© JUNGE FREIHEIT Verlag GmbH & Co.  www.jungefreiheit.de  23/12 01. Juni 2012

Welle der Gewalt
Linksextremismus: Zahl der Übergriffe auf Studentenverbindungen steigt weiter an
Michael Martin

Angriffe mit Steinen, Farbbeuteln und Brandsätzen auf Korporierte und Verbindungshäuser: Die gewaltsamen Übergriffe auf Studentenverbindungen in Deutschland reißen nicht ab. Der Convent Deutscher Akademikerverbände (CDA) hat daher auch für das Jahr 2011 eine Dokumentation über die Gewalt gegen Studentenverbindungen veröffentlicht.
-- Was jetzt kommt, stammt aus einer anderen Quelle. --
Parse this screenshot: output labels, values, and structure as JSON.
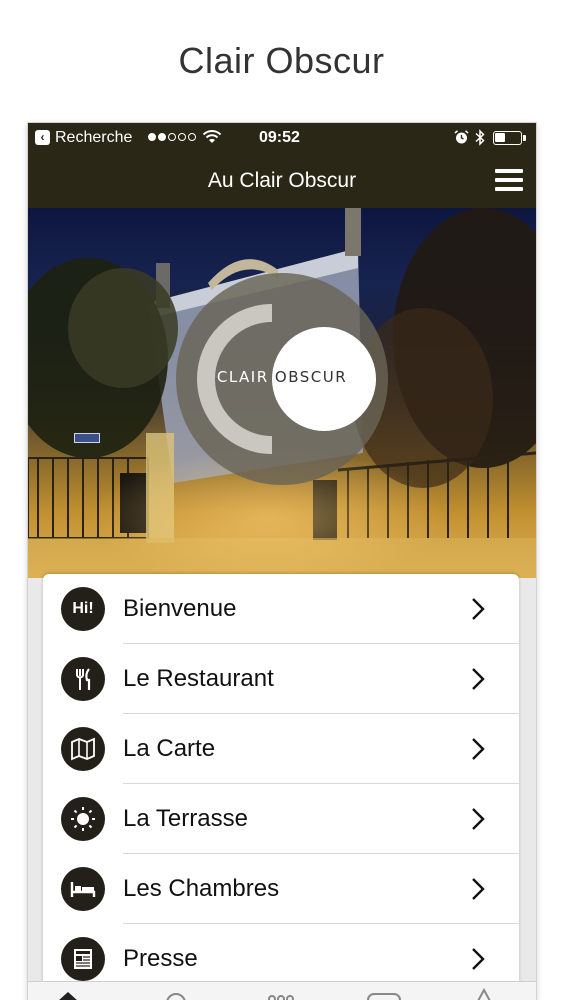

Danach war für den Berichtszeitraum ein Anstieg von Gewalttaten gegen Studentenverbindungen und ihren Angehörigen von über 40 Prozent auf 144 Fälle (2010: 102) zu verzeichnen. Insgesamt wurden 111 Verbindungen Opfer von Anschlägen, das waren 29 mehr als im Jahr 2010. Es kam zu dreizehn Brandstiftungen, zwanzig Körperverletzungen und fast achtzig Fällen von Sachbeschädigungen mit einem Schaden von mehreren hunderttausend Euro. „Obwohl die Aufmerksamkeit der Medien etwas zugenommen hat und sich einige Politiker schützend vor die Korporationen gestellt haben, bleibt doch das Schweigen der breiten Öffentlichkeit und die stillschweigende Duldung der Taten durch weit linksstehende Kreise bedauerlich“, heißt es in der Dokumentation des CDA. Die Erhebung basiert auf Anzeigen und internen Meldungen von Betroffenen, Bekennerschreiben und der Auswertung von Polizei und Verfassungsschutzberichten. Die tatsächliche Zahl der Übergriffe dürfte deutlich höher liegen. Seitens der Corps und der katholischen Verbände gingen beim Verfasser, wahrscheinlich aus Angst vor weiteren Anschlägen, nur wenige Informationen ein, heißt es dazu.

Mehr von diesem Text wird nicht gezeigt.